In vitro and in vivo gene transfer with poly(amino acid) vesicles.

Non-viral gene delivery systems utilise either amine lipids or polyamines and although non-viral gene delivery systems are said to have a superior safety profile to viruses, the polyamines such as poly(L-lysine) are toxic when used without derivatisation and usually require specific receptor mediated uptake and/or endosomolytic agents to be effective. However, the conversion of poly(L-lysine) and poly(L-ornithine) polyamino acids into amphiphilic vesicle forming polymers reduces the toxicity of the polyamino acids and enables the resulting polyamino acid vesicles to deliver genes both in vitro and in vivo in the absence of receptor specific ligands and endosomolytic agents.
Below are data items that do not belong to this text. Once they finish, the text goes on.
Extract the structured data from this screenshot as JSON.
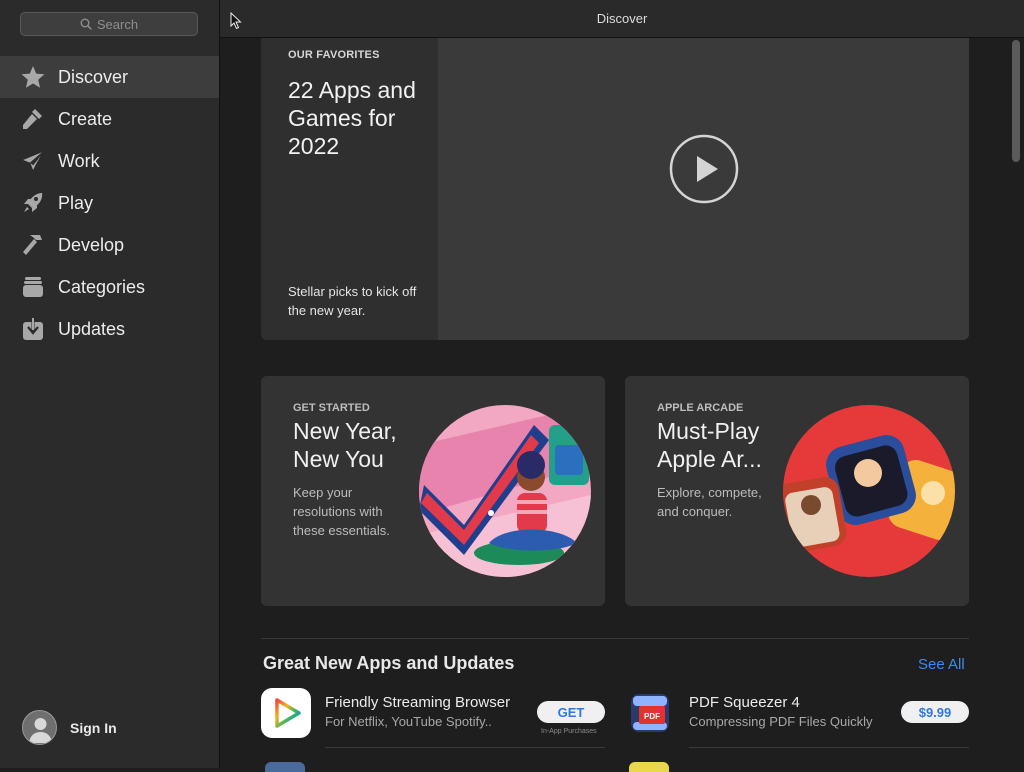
{
  "sidebar": {
    "search_placeholder": "Search",
    "items": [
      {
        "label": "Discover",
        "icon": "star-icon",
        "active": true
      },
      {
        "label": "Create",
        "icon": "brush-icon",
        "active": false
      },
      {
        "label": "Work",
        "icon": "paper-plane-icon",
        "active": false
      },
      {
        "label": "Play",
        "icon": "rocket-icon",
        "active": false
      },
      {
        "label": "Develop",
        "icon": "hammer-icon",
        "active": false
      },
      {
        "label": "Categories",
        "icon": "stack-icon",
        "active": false
      },
      {
        "label": "Updates",
        "icon": "download-icon",
        "active": false
      }
    ],
    "sign_in": "Sign In"
  },
  "topbar": {
    "title": "Discover"
  },
  "hero": {
    "eyebrow": "OUR FAVORITES",
    "headline": "22 Apps and Games for 2022",
    "subtitle": "Stellar picks to kick off the new year."
  },
  "cards": [
    {
      "eyebrow": "GET STARTED",
      "headline": "New Year, New You",
      "subtitle": "Keep your resolutions with these essentials."
    },
    {
      "eyebrow": "APPLE ARCADE",
      "headline": "Must-Play Apple Ar...",
      "subtitle": "Explore, compete, and conquer."
    }
  ],
  "section": {
    "title": "Great New Apps and Updates",
    "see_all": "See All"
  },
  "apps": [
    {
      "name": "Friendly Streaming Browser",
      "desc": "For Netflix, YouTube Spotify..",
      "button": "GET",
      "note": "In-App Purchases"
    },
    {
      "name": "PDF Squeezer 4",
      "desc": "Compressing PDF Files Quickly",
      "button": "$9.99"
    }
  ],
  "colors": {
    "accent": "#3b8cf0",
    "sidebar_bg": "#2b2b2b",
    "main_bg": "#1e1e1e",
    "card_bg": "#333333"
  }
}
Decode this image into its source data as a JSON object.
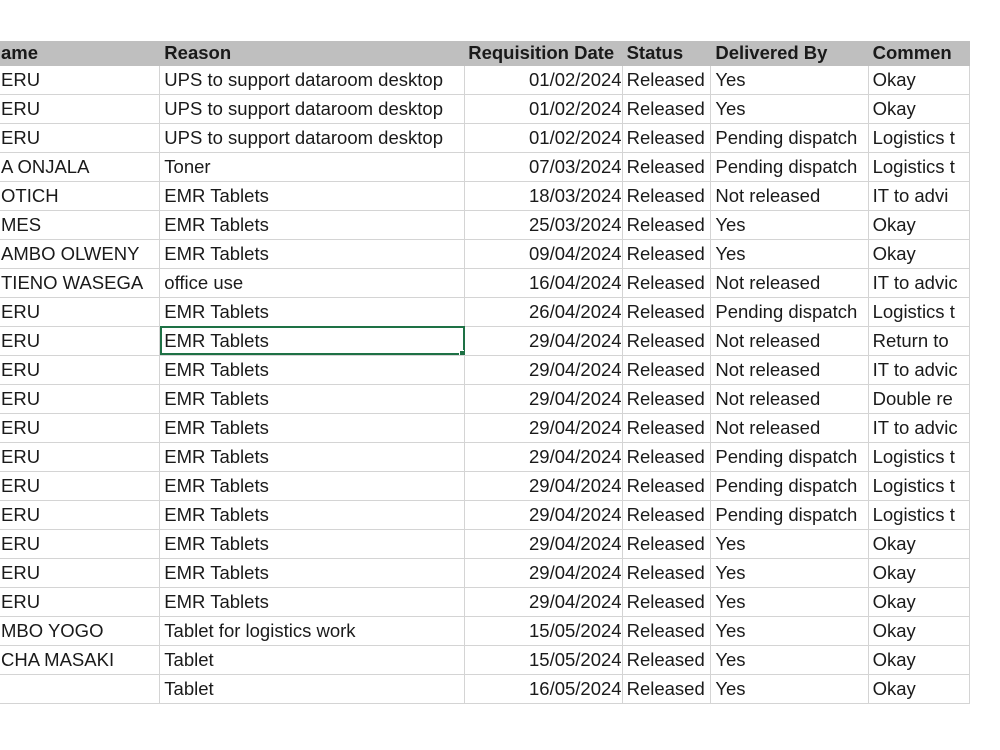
{
  "headers": {
    "name": "ame",
    "reason": "Reason",
    "date": "Requisition Date",
    "status": "Status",
    "delivered": "Delivered By",
    "comment": "Commen"
  },
  "rows": [
    {
      "name": "ERU",
      "reason": "UPS to support dataroom desktop",
      "date": "01/02/2024",
      "status": "Released",
      "delivered": "Yes",
      "comment": "Okay"
    },
    {
      "name": "ERU",
      "reason": "UPS to support dataroom desktop",
      "date": "01/02/2024",
      "status": "Released",
      "delivered": "Yes",
      "comment": "Okay"
    },
    {
      "name": "ERU",
      "reason": "UPS to support dataroom desktop",
      "date": "01/02/2024",
      "status": "Released",
      "delivered": "Pending dispatch",
      "comment": "Logistics t"
    },
    {
      "name": "A  ONJALA",
      "reason": "Toner",
      "date": "07/03/2024",
      "status": "Released",
      "delivered": "Pending dispatch",
      "comment": "Logistics t"
    },
    {
      "name": "OTICH",
      "reason": "EMR Tablets",
      "date": "18/03/2024",
      "status": "Released",
      "delivered": "Not released",
      "comment": "IT to advi"
    },
    {
      "name": "MES",
      "reason": "EMR Tablets",
      "date": "25/03/2024",
      "status": "Released",
      "delivered": "Yes",
      "comment": "Okay"
    },
    {
      "name": "AMBO OLWENY",
      "reason": "EMR Tablets",
      "date": "09/04/2024",
      "status": "Released",
      "delivered": "Yes",
      "comment": "Okay"
    },
    {
      "name": "TIENO WASEGA",
      "reason": "office use",
      "date": "16/04/2024",
      "status": "Released",
      "delivered": "Not released",
      "comment": "IT to advic"
    },
    {
      "name": "ERU",
      "reason": "EMR Tablets",
      "date": "26/04/2024",
      "status": "Released",
      "delivered": "Pending dispatch",
      "comment": "Logistics t"
    },
    {
      "name": "ERU",
      "reason": "EMR Tablets",
      "date": "29/04/2024",
      "status": "Released",
      "delivered": "Not released",
      "comment": "Return to"
    },
    {
      "name": "ERU",
      "reason": "EMR Tablets",
      "date": "29/04/2024",
      "status": "Released",
      "delivered": "Not released",
      "comment": "IT to advic"
    },
    {
      "name": "ERU",
      "reason": "EMR Tablets",
      "date": "29/04/2024",
      "status": "Released",
      "delivered": "Not released",
      "comment": "Double re"
    },
    {
      "name": "ERU",
      "reason": "EMR Tablets",
      "date": "29/04/2024",
      "status": "Released",
      "delivered": "Not released",
      "comment": "IT to advic"
    },
    {
      "name": "ERU",
      "reason": "EMR Tablets",
      "date": "29/04/2024",
      "status": "Released",
      "delivered": "Pending dispatch",
      "comment": "Logistics t"
    },
    {
      "name": "ERU",
      "reason": "EMR Tablets",
      "date": "29/04/2024",
      "status": "Released",
      "delivered": "Pending dispatch",
      "comment": "Logistics t"
    },
    {
      "name": "ERU",
      "reason": "EMR Tablets",
      "date": "29/04/2024",
      "status": "Released",
      "delivered": "Pending dispatch",
      "comment": "Logistics t"
    },
    {
      "name": "ERU",
      "reason": "EMR Tablets",
      "date": "29/04/2024",
      "status": "Released",
      "delivered": "Yes",
      "comment": "Okay"
    },
    {
      "name": "ERU",
      "reason": "EMR Tablets",
      "date": "29/04/2024",
      "status": "Released",
      "delivered": "Yes",
      "comment": "Okay"
    },
    {
      "name": "ERU",
      "reason": "EMR Tablets",
      "date": "29/04/2024",
      "status": "Released",
      "delivered": "Yes",
      "comment": "Okay"
    },
    {
      "name": "MBO YOGO",
      "reason": "Tablet for logistics work",
      "date": "15/05/2024",
      "status": "Released",
      "delivered": "Yes",
      "comment": "Okay"
    },
    {
      "name": "CHA MASAKI",
      "reason": "Tablet",
      "date": "15/05/2024",
      "status": "Released",
      "delivered": "Yes",
      "comment": "Okay"
    },
    {
      "name": "",
      "reason": "Tablet",
      "date": "16/05/2024",
      "status": "Released",
      "delivered": "Yes",
      "comment": "Okay"
    }
  ],
  "selected_cell": {
    "row": 9,
    "column": "reason"
  },
  "colors": {
    "header_bg": "#bfbfbf",
    "gridline": "#d4d4d4",
    "selection": "#1e7145"
  }
}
The incorporation of a distearoylphosphatidylethanolamine poly(ethylene glycol)-galactosamine conjugate (with the galactosamine unit at the distal end of the poly(ethylene glycol) moiety) into the polyamino acid formulations improved in vitro gene transfer in the case of the amphiphilic poly(L-ornithine) (POP) although no in vivo targeting was detected with the galactosamine formulations. We conclude that the conversion of poly(L-lysine) and poly(L-ornithine) into amphiphilic colloid forming molecules reduces their toxicity, thus allowing these systems to be used for gene transfer in vivo. It is possible that this approach may be extended to other polyamines.